Evansville City Hall is located at 1 NW Martin Luther King Jr Boulevard, Evansville IN 47708; phone: 812-435-6141.
The Downtown Evansville Multiple Resource Area was listed on the National Register of Historic Places in 1982. Selected text, below, was transcribed from a copy of the original nomination document. 
With relative completeness, the historic resources of Downtown Evansville depict the entire history of the city from its earliest settlement to the contemporary era. The passage of the Downtown from crude river settlement to civic locale fairly represents the phenomenon of urbanism common to 19th-century America. The various actors involved in Evansville's physical and cultural character-trade, immigration, industry and natural resources are all sharply illustrated by the resources extant in the Downtown today.
The founding of Evansville and its first growth was inexorably linked to the trans-montane migration of the post-Revolutionary War era. The region of Southwestern Indiana in the immediate vicinity of Evansville was sparsely settled before 1800. A vigorous pre-historic conurbation may have existed in the 15th Century or earlier, according to recent archaeological evidence, but there seemed to be little pre-and post-European interface in the Evansville area.
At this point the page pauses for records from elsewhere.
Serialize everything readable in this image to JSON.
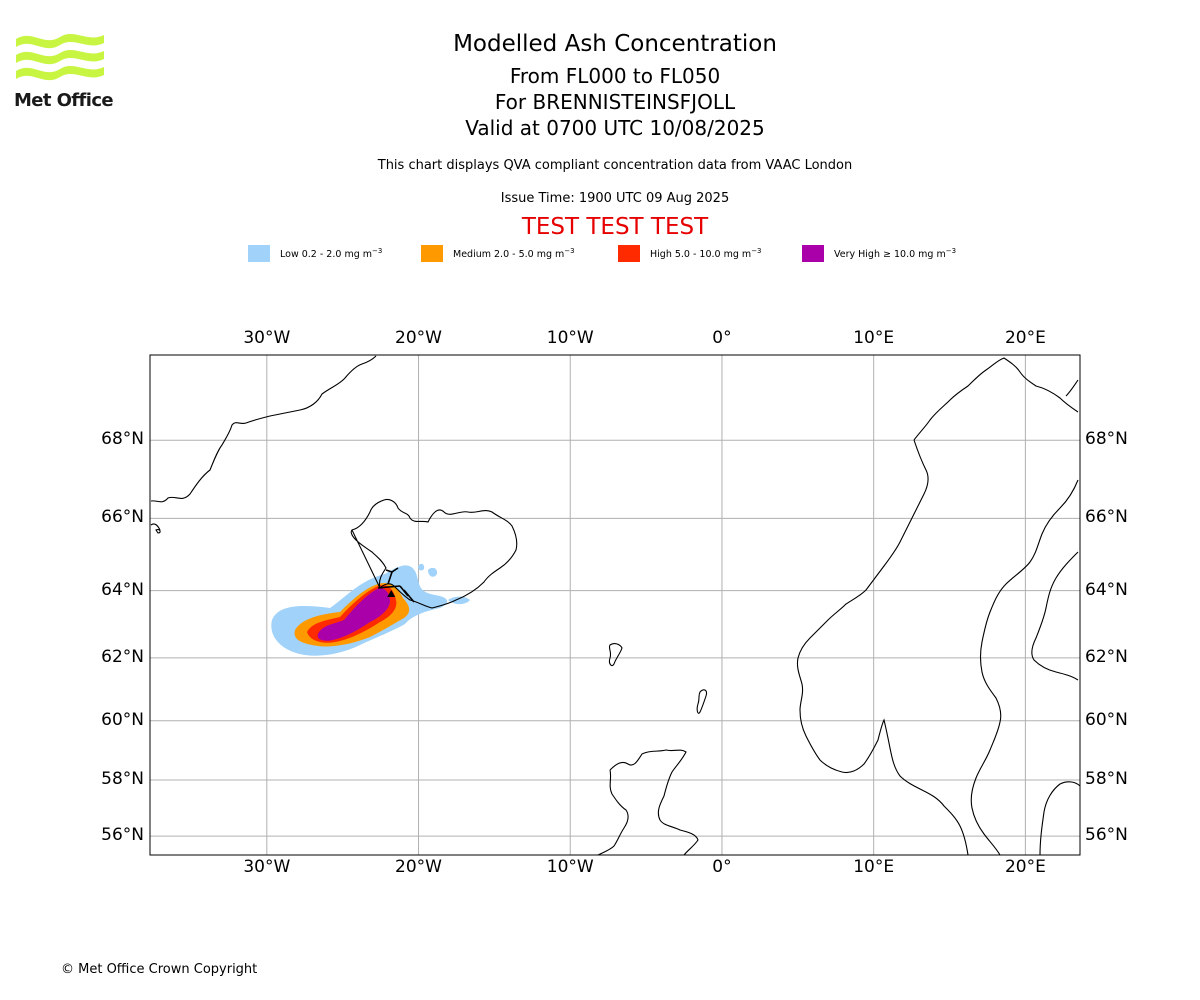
{
  "branding": {
    "logo_text": "Met Office",
    "logo_color": "#c8f542"
  },
  "header": {
    "title": "Modelled Ash Concentration",
    "flight_levels": "From FL000 to FL050",
    "volcano": "For BRENNISTEINSFJOLL",
    "valid_time": "Valid at 0700 UTC 10/08/2025",
    "compliance_note": "This chart displays QVA compliant concentration data from VAAC London",
    "issue_time": "Issue Time: 1900 UTC 09 Aug 2025",
    "test_banner": "TEST TEST TEST",
    "test_banner_color": "#e60000"
  },
  "legend": {
    "unit_suffix": "mg m",
    "unit_exponent": "−3",
    "items": [
      {
        "label": "Low 0.2 - 2.0",
        "color": "#a0d2fa"
      },
      {
        "label": "Medium 2.0 - 5.0",
        "color": "#ff9900"
      },
      {
        "label": "High 5.0 - 10.0",
        "color": "#ff2a00"
      },
      {
        "label": "Very High  ≥  10.0",
        "color": "#aa00aa"
      }
    ]
  },
  "map": {
    "lon_range": [
      -37.7,
      23.6
    ],
    "lat_range": [
      55.3,
      70.0
    ],
    "gridlines": true,
    "lon_ticks": [
      {
        "value": -30,
        "label": "30°W"
      },
      {
        "value": -20,
        "label": "20°W"
      },
      {
        "value": -10,
        "label": "10°W"
      },
      {
        "value": 0,
        "label": "0°"
      },
      {
        "value": 10,
        "label": "10°E"
      },
      {
        "value": 20,
        "label": "20°E"
      }
    ],
    "lat_ticks": [
      {
        "value": 68,
        "label": "68°N"
      },
      {
        "value": 66,
        "label": "66°N"
      },
      {
        "value": 64,
        "label": "64°N"
      },
      {
        "value": 62,
        "label": "62°N"
      },
      {
        "value": 60,
        "label": "60°N"
      },
      {
        "value": 58,
        "label": "58°N"
      },
      {
        "value": 56,
        "label": "56°N"
      }
    ],
    "volcano_marker": {
      "lon": -21.8,
      "lat": 63.9
    }
  },
  "footer": {
    "copyright": "© Met Office Crown Copyright"
  }
}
The Scots-Irish pioneers who settled the site which became Downtown Evansville arrived in about 1814, and quickly joined other western communities in acquiring the trappings of civilization. The 1814 Plan of Evansville — re-platted in 1817 — called for easily developed blocks laid out on a regularized grid system of commodious streets oriented to the widely bending Ohio River.
The village of Evansville languished for several decades following its establishment. In spite of growing river trade-spurred by the arrival of the steamboat on Ohio waters in 1811 — Evansville remained a very small village until close to mid-century. The construction and completion of the Wabash-Erie Canal in 1853 with Evansville as its southern terminus gave the local economy a boost and provided the town's first major link with lands to the north. Although the canal never lived up to anyone's expectations, railroads connecting Evansville with cities to the north soon followed. Traffic on the Ohio River continued to flourish, and inroads were made into the Green and Wabash river systems to the south and north.
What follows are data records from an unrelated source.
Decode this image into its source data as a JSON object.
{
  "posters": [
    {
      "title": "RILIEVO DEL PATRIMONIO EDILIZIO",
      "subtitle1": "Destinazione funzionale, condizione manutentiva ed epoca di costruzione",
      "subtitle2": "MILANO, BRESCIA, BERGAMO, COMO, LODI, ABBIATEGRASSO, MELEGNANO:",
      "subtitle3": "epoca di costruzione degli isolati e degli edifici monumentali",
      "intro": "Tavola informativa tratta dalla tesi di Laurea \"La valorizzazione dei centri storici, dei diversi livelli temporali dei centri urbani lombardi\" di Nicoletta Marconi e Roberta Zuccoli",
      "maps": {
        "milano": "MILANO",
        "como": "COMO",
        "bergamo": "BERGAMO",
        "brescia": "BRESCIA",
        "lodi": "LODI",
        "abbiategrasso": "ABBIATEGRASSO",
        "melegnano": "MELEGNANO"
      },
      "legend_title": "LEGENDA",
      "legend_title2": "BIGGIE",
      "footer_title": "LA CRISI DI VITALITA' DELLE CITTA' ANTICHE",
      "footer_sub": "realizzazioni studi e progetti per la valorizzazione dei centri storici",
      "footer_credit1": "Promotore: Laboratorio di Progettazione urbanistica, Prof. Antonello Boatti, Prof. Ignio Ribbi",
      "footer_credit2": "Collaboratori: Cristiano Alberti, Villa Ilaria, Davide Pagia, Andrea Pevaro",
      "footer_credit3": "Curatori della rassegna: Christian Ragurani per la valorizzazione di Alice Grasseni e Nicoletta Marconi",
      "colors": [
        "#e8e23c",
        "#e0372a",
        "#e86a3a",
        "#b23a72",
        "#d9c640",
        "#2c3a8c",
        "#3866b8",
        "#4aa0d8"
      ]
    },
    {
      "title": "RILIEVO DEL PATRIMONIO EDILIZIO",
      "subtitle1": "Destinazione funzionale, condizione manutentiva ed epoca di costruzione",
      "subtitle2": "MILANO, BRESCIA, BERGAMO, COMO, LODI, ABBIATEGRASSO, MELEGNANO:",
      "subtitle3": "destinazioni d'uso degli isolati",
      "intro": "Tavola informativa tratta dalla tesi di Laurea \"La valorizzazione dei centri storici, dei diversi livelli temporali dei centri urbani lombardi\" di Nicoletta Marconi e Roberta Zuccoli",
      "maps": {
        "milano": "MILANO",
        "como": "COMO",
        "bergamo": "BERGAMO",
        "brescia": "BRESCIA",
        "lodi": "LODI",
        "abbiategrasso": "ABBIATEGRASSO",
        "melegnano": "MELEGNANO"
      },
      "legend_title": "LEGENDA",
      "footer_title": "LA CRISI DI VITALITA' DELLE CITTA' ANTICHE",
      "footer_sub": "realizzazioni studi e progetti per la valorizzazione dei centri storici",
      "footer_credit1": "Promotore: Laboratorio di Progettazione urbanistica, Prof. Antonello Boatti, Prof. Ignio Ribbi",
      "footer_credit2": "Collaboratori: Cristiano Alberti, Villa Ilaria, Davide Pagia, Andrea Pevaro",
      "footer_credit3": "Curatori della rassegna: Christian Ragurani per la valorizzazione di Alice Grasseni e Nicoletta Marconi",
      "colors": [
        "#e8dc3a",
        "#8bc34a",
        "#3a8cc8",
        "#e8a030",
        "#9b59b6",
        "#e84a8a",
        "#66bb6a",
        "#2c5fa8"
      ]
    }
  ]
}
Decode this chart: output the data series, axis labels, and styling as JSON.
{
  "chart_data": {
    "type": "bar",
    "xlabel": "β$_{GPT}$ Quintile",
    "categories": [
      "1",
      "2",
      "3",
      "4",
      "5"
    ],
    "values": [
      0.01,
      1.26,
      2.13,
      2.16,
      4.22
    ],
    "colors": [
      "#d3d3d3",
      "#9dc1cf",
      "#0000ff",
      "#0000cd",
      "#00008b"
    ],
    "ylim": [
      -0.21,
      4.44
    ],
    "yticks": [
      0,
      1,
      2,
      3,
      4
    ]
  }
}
Coincidental with the completion of the first major trade network was the arrival of the city's first major wave of immigration. These German Forty-Eighters formed an industrious cohort which left its mark on Evansville in the form of several institutions and buildings which survive today. In ensuing waves came black immigrants after the end of the Civil War and a second cohort of Germans in the late 1880s.
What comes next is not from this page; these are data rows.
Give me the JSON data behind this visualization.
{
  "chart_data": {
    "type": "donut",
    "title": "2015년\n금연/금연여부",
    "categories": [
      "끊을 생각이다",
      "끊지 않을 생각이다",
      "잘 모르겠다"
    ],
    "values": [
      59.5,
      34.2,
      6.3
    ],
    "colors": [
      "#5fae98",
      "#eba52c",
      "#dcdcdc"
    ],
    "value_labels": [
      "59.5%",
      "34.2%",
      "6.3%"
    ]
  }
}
Aside from an enviable site and strategic situation with respect to other cities, Evansville boasted plentiful natural resources and an aggressive industrial element which exploited them. The Evansville region was rich in various minerals – particularly coal – and records of an industry designed to extract and process them go back far into the city's history. In addition, hardwood timber resources were plentiful close-by Evansville in the period of its industrial expansion, and several extant historic resources can be traced to some aspect of this industry.